General convicted in the strange case of USS Cole

Yesterday, Carol Rosenberg reported in the Miami Herald:

The USS Cole case judge Wednesday found the Marine general in charge of war court defense teams guilty of contempt for refusing to follow the judge’s orders and sentenced him to 21 days confinement and to pay a $1,000 fine.

Air Force Col. Vance Spath also declared “null and void” a decision by Marine Brig. Gen. John Baker, 50, to release three civilian defense attorneys from the capital terror case. The lawyers resigned last month over a covert breach of attorney-client privilege involving something so secretive at the terror prison that the public cannot know.

Apparently the military judge wants the three defence attorneys be forced to participate in show trials to “provide unethical legal services to keep the façade of justice”, as one of them puts it in the Miami Herald.

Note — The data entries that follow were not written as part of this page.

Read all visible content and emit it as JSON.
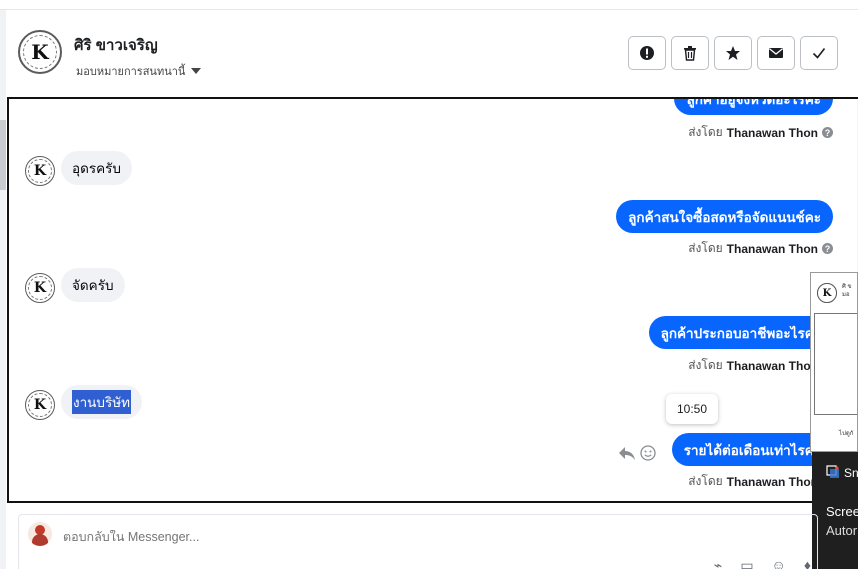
{
  "header": {
    "contact_name": "ศิริ ขาวเจริญ",
    "assign_label": "มอบหมายการสนทนานี้",
    "actions": [
      {
        "name": "spam-button",
        "icon": "alert-circle-icon"
      },
      {
        "name": "delete-button",
        "icon": "trash-icon"
      },
      {
        "name": "star-button",
        "icon": "star-icon"
      },
      {
        "name": "mark-unread-button",
        "icon": "envelope-icon"
      },
      {
        "name": "mark-done-button",
        "icon": "check-icon"
      }
    ]
  },
  "messages": [
    {
      "direction": "out",
      "text": "ลูกค้าอยู่จังหวัดอะไรคะ",
      "sent_by_prefix": "ส่งโดย",
      "sent_by_name": "Thanawan Thon"
    },
    {
      "direction": "in",
      "text": "อุดรครับ"
    },
    {
      "direction": "out",
      "text": "ลูกค้าสนใจซื้อสดหรือจัดแนนช์คะ",
      "sent_by_prefix": "ส่งโดย",
      "sent_by_name": "Thanawan Thon"
    },
    {
      "direction": "in",
      "text": "จัดครับ"
    },
    {
      "direction": "out",
      "text": "ลูกค้าประกอบอาชีพอะไรคะ",
      "sent_by_prefix": "ส่งโดย",
      "sent_by_name": "Thanawan Thon"
    },
    {
      "direction": "in",
      "text": "งานบริษัท",
      "highlighted": true
    },
    {
      "direction": "out",
      "text": "รายได้ต่อเดือนเท่าไรคะ",
      "sent_by_prefix": "ส่งโดย",
      "sent_by_name": "Thanawan Thon"
    }
  ],
  "tooltip_time": "10:50",
  "composer": {
    "placeholder": "ตอบกลับใน Messenger..."
  },
  "overlay": {
    "preview_text_1": "ศิ ข",
    "preview_text_2": "มอ",
    "preview_text_3": "ไปดูกั",
    "notif_app": "Sn",
    "notif_line1": "Scree",
    "notif_line2": "Autor"
  },
  "colors": {
    "accent": "#0866ff",
    "incoming_bubble": "#f0f2f5",
    "selection": "#2f5fd0"
  }
}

“The military commissions are willing to put people in jail for defending the rule of law,” Jay Connell, who represents another Guantanamo detainee facing a military commission, told The Daily Beast.

Earlier, the governments of Iran and Sudan have been found liable. A few defendants have also been convicted in Yemen, but all of them escaped or were freed, according to an article by Kevin Ryan published 2012 in the Foreign Policy Journal: The USS Cole: Twelve years later, no justice or understanding. Perhaps the title of that article is the most accurate summary, now seventeen years after the bombing of USS Cole.

800px-USS_Cole_(DDG-67)_Departs

The photo shows the USS Cole towed away from the port city of Aden, Yemen, into open sea, after the bombing that killed 17 crew members and injured 39 others on 12 October 2000. Photo source: Wikipedia, Sgt. Don L. Maes.